Mutt can be set up to use a WORD convertor to automatically decode .doc
attachments - antiword, catdoc (also does RTF), or wv will work.  The new pine
will automatically display html as text and go to URLs with lynx.  There is
a pdftotext program that could be compiled to deal with pdf files to extract
the text parts of them.  But generally .doc and .pdf files are so full of
garbage (fonts, colors, tables) that they won't fit into a grex mailbox
anyway.  Can you train your friends to convert their .doc's to text before
sending?
janc
response 46 of 71: Mark Unseen   Nov 22 19:50 UTC 2004

There can be no regular modern e-mail client programs on Grex. 
Everything that can reasonably be understood as a "regular modern" mail
client, (eg, Outlook Express, Eudora, Thunderbird) needs a windowing
systems to run on, so basically they have to run on the computer that is
sitting on the desk in front of you, not on some far away server.

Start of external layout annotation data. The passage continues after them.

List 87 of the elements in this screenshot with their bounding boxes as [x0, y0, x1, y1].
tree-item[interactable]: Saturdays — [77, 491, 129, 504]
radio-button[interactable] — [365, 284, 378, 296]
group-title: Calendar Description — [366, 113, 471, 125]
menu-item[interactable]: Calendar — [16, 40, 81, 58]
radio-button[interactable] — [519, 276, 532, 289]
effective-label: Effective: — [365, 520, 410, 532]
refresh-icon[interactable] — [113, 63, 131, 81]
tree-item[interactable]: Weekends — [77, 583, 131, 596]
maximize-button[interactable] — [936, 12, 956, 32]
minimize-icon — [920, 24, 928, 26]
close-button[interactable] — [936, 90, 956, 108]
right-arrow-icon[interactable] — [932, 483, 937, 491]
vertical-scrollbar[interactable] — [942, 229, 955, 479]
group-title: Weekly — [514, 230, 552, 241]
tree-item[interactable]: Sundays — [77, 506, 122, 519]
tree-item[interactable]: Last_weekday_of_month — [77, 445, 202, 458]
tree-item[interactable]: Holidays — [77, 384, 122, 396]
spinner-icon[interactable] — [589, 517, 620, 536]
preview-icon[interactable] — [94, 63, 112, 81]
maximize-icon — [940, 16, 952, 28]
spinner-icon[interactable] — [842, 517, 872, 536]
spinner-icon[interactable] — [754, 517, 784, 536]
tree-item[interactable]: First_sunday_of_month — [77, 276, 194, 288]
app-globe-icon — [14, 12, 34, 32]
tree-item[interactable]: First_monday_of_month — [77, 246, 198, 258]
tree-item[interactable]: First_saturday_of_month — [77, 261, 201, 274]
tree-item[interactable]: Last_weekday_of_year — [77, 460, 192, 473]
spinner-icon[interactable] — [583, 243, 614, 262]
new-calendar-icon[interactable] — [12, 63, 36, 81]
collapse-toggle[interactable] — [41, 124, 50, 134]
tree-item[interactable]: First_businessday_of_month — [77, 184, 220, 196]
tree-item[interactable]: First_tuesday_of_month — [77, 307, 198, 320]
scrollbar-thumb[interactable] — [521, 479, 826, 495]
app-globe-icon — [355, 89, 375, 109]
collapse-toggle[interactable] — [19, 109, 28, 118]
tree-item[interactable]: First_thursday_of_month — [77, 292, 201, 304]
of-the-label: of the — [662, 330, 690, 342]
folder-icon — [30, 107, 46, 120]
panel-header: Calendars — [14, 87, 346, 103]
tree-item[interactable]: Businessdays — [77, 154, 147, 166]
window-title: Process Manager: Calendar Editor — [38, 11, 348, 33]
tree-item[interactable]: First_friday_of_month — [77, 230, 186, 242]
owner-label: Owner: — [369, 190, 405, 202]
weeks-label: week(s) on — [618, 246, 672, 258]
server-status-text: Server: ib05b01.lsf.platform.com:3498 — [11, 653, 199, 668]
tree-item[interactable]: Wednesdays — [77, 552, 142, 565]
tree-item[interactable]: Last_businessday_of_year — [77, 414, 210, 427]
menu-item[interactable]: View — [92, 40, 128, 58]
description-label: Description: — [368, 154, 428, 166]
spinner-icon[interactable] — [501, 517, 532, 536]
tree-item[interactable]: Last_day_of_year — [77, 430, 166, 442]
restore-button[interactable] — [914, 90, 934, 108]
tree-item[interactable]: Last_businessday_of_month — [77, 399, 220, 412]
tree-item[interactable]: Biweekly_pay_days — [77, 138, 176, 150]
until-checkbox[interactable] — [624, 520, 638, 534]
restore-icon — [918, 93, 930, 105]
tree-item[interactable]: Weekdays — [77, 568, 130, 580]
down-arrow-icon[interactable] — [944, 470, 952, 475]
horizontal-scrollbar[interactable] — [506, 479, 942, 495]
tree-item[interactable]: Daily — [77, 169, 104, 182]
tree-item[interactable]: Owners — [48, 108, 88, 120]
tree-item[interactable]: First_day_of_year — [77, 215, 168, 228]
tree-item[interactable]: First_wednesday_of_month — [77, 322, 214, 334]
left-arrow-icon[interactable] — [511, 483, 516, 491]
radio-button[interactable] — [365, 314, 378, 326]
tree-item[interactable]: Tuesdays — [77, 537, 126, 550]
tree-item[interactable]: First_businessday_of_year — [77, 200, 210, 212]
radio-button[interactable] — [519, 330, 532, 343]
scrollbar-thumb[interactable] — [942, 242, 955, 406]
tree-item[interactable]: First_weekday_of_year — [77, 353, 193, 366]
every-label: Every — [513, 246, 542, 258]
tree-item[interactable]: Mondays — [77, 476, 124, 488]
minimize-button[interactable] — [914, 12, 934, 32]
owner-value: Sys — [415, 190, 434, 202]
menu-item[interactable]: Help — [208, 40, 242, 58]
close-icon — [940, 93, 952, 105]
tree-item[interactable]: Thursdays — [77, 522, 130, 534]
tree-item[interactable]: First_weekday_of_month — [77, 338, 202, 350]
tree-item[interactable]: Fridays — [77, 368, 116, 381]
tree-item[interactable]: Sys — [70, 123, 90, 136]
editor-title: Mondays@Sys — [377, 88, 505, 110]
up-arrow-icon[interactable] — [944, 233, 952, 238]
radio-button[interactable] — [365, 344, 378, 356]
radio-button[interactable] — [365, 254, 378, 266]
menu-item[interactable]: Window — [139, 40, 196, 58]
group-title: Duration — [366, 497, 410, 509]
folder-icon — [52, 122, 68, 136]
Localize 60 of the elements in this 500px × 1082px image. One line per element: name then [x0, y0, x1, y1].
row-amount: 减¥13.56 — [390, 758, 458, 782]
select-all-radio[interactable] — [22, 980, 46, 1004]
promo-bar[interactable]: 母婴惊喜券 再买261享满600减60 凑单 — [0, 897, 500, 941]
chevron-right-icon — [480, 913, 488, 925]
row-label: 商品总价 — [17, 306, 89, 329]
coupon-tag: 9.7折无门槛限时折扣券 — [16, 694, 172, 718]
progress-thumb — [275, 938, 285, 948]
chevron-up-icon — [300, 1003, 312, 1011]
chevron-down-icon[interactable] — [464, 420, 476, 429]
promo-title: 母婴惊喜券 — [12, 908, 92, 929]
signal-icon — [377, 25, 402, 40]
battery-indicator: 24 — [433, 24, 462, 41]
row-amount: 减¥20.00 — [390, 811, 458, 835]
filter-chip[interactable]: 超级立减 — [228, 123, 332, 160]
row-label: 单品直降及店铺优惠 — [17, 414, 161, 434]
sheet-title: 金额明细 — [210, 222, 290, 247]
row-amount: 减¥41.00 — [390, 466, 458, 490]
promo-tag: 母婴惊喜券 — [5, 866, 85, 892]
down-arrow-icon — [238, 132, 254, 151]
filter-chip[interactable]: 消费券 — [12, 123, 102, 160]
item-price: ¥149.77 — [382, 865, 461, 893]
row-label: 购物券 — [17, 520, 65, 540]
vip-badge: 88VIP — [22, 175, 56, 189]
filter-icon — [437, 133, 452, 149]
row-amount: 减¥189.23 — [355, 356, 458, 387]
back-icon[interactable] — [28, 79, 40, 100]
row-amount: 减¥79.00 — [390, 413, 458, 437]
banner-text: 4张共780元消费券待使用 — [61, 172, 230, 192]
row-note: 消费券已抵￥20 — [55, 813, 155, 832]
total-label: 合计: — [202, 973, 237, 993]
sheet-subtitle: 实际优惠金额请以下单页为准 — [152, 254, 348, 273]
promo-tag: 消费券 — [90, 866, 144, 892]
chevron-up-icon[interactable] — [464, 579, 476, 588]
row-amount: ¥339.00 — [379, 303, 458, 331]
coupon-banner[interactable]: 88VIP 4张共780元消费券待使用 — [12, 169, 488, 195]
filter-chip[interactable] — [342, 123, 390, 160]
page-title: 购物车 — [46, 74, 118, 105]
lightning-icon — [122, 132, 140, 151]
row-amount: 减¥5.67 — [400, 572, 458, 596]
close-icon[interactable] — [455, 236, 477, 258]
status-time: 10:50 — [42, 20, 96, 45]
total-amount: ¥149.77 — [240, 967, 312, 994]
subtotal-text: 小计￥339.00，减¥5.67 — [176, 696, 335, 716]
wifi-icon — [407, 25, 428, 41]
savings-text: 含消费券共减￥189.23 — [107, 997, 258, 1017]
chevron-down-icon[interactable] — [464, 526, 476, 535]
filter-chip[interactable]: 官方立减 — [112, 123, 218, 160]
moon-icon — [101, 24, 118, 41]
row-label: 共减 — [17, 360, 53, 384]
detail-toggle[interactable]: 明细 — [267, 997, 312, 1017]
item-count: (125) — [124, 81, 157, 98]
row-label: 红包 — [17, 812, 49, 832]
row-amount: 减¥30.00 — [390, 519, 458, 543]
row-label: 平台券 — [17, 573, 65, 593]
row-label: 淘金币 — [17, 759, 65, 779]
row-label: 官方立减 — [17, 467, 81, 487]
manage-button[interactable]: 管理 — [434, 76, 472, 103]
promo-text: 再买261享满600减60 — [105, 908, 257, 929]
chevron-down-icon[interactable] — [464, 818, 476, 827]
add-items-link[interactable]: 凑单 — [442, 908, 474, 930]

Those programs do, however, have the capability of accessing mail stored
on some other computer, using the POP or IMAP protocols.  Right now Grex
does not have a POP or IMAP server.  Installing such a server on Grex
would be very easy, technically speaking.  With such a server, users
could read their Grex mail using any client they have on their home
computers.

The argument in the past has been that we don't want people to do this,
because we want them to log in to Grex to fetch their mail, increasing
the chances that they will take advantage of other Grex services.  Of
course, now we have some Grex services, like conferencing via Backtalk,
that don't exactly require logging into Grex.  Another anti-POP argument
has been that Grex doesn't want to offer first-class mail service
because mail already eats up too much of our resources.  One might
consider allowing POP only for members.  This would be very viable to do
within Grex's resource limitations.  However past philosophy has been to
keep member perks to a minimum.  Also under current policy an account is
expired if there is not a telnet or backtalk login in 3 months.  Would a
POP login count too?

The mail server software on Grex is sendmail (exim on nextGrex).  These
are very much regular and modern.  Well old Grex's sendmail is a bit
old.

The mail client software on Grex all assumes that you don't have a GUI.
 Pine, mutt, etc.  Most of these have the capability to save attachments
as files.  They do not, of course, have any very adequate ability to
display things like pdf files or word documents.   You'd have to
download the files to your home system where you can use a GUI viewer to
view them.

Actually, it is theoretically possible to run GUI applications on Grex,
using a X-windows client on your home computer and a server on Grex.  I
don't know much about this, but I think it would be slow, clumsy and
useful to only a small set of users.

janc
response 47 of 71: Mark Unseen   Nov 22 20:05 UTC 2004

Maybe a better alternative would be to offer a web-based email client on
Grex, something similar to squirrelmail.  Users would be able to access
their mail by going to a web page.  It would be able to display any
attachment that your browser can display.
tod
response 48 of 71: Mark Unseen   Nov 22 21:15 UTC 2004

Squirrelmail would be nice if the spam mail filtering plugin is enabled.
keesan
response 49 of 71: Mark Unseen   Nov 22 23:51 UTC 2004

The word files people send me are just text with a lot of garbage added and
could very well be displayed as text using a convertor.  Same for rtf or
excel.  Joe already set pine up to display html using lynx.